Изредка на тропе возвышались большие деревянные кресты. Я не знала что и зачем их воздвигли в столь пустынном месте — то ли чтобы определять тропу, то ли их установили тут некие поборники христианства из рвения к вере. Кресты стояли позеленевшие от мхов и влаги, но все равно величавые, вызывавшие трепет. Возле одного из них я решила даже сделать небольшую остановку, опустилась на колени и вслух прочитала «Аve» и «Раter noster». Когда встала с колен меня просто ослепил блеск солнца на заводях. Уже было далеко за полдень, все сияло. Я видела ярко изумрудные поляны, а совсем рядом, где заводь подходила к самому откосу тропы, светлели белоснежные лепестки кувшинок с ярко золотистой завязью в глубине цветка. Диво, как они были прекрасны. Но я знала и как они полезны. В этих цветах содержатся средства болеутоляющие и успокоительные, а корневища их обладают свойством лечащим желудочные колики, помогающие при боли в глазах и голове. Из кувшинок еще изготовляют отвар на эле, которым моют голову при выпадении волос, а их сок используется при выведении веснушек и для отбеливания кожи.

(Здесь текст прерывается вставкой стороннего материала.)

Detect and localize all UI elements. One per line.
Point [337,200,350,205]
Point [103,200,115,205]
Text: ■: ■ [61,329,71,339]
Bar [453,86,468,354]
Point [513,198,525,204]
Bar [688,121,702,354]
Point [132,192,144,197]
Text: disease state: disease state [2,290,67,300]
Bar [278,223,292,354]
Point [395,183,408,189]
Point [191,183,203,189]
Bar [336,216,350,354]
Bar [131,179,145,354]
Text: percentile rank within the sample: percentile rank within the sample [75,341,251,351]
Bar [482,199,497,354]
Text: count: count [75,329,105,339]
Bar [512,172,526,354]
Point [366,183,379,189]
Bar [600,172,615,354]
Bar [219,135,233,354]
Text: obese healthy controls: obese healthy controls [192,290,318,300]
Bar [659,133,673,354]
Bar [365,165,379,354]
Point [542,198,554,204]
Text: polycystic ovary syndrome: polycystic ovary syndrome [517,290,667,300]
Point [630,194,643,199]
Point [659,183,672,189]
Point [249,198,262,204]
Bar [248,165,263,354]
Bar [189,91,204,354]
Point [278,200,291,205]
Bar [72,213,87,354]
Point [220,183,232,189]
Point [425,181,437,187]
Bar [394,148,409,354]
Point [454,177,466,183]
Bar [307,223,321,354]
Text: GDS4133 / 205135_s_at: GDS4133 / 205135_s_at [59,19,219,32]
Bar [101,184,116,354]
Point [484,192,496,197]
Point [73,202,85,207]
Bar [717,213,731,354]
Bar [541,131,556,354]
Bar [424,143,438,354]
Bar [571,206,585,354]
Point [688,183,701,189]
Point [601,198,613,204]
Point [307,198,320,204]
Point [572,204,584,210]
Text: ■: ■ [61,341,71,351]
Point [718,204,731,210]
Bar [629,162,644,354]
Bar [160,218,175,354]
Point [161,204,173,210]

Уж не знаю, может я вспомнила, что в нашем лазарете на исходе их запас, а может мне в голову ударила весна и неожиданная свобода, но я решила нарвать их. Заметив неподалеку нависающий над водой ствол ивы, я оставила свою лошадку на тропе, а сама, пройдя по склоненному дереву, стала срывать плавающие среди крупных листьев молочно-белые цветы. Нарвала их уже достаточно, когда вдруг совсем рядом в камышах пронзительно закричала выпь. И тут моя лошадь испуганно заржала и, круша тростник, кинулась прочь.

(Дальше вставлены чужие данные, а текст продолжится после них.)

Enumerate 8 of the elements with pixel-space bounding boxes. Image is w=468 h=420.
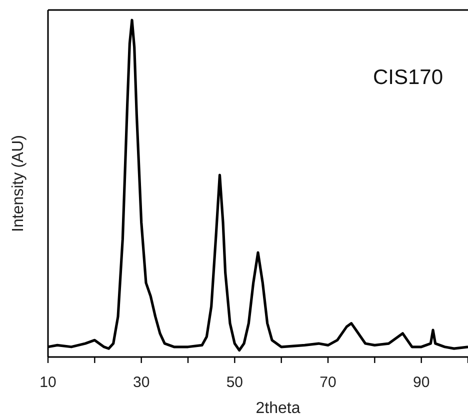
y-axis-title: Intensity (AU)	[10, 135, 27, 232]
x-axis-title: 2theta	[256, 400, 300, 417]
x-tick-label: 30	[132, 374, 150, 391]
annotation: CIS170	[372, 66, 444, 89]
x-tick-label: 90	[412, 374, 430, 391]
x-tick-label: 10	[40, 374, 56, 391]
x-tick-label: 50	[226, 374, 244, 391]
x-tick-label: 70	[320, 374, 336, 391]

Этого только не хватало! Хвала Святой Хильде, что лошадь отбежала недалеко. Я видела ее черно-белую, как у коровы, спину в зарослях. Подзывая и стараясь, чтобы мой голос звучал спокойно, стала пробираться к ней. Но нервное, напуганное животное, едва я приблизилась, вновь кинулось прочь.
А мать Бриджит говорила, какая ее лошадь спокойная. И, конечно же, она не поблагодарит меня, если я потеряю ее любимицу среди фэнов. Поэтому я вновь и вновь ходила за пегой, звала, едва не расплакалась с досады. Ноги промочила, где-то потеряла собранные кувшинки, вся измазалась в тине, даже порезала осокой руку. Господи, ну что за наказание?

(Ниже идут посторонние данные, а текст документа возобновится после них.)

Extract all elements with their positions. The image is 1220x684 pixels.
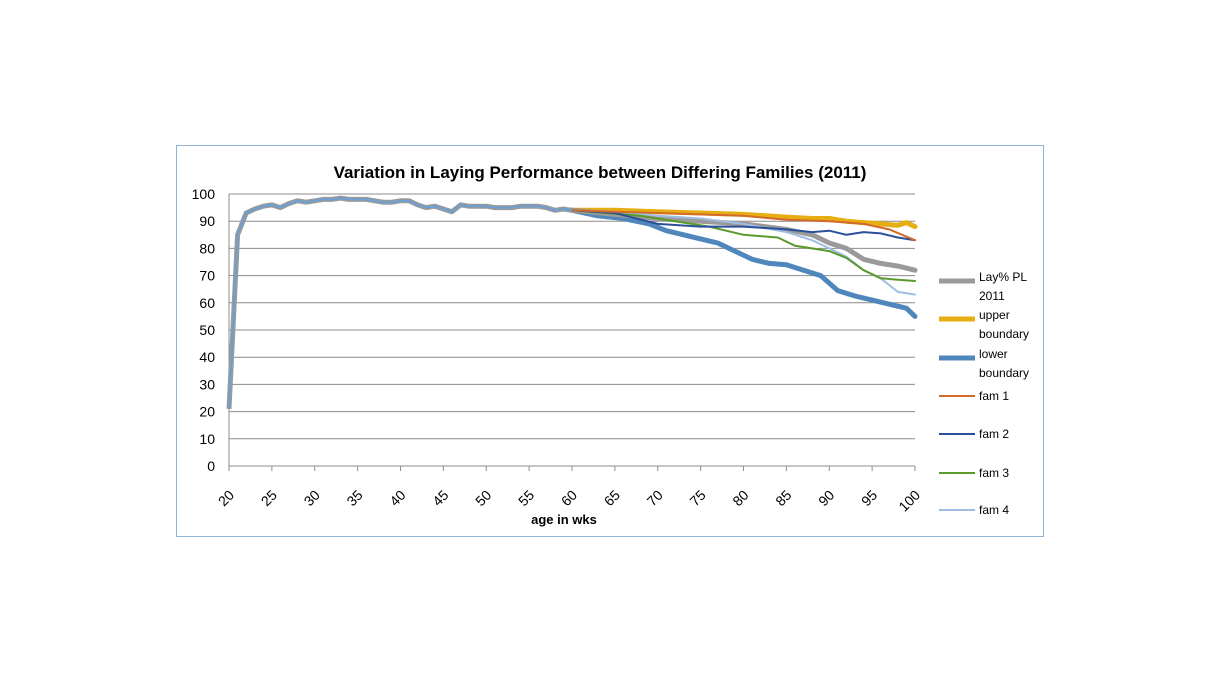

Неожиданно при очередном моем приближении к лошади, я обнаружила, что она зацепилась поводьями за корягу, рвется, но не может освободиться. Я подошла и… Прости мне, Господи, но я хотела ее даже ударить. Но вместо этого обняла за шею и расплакалась. Потом отцепила повод и, таща вмиг ставшую спокойной животину, пошла назад на тропу.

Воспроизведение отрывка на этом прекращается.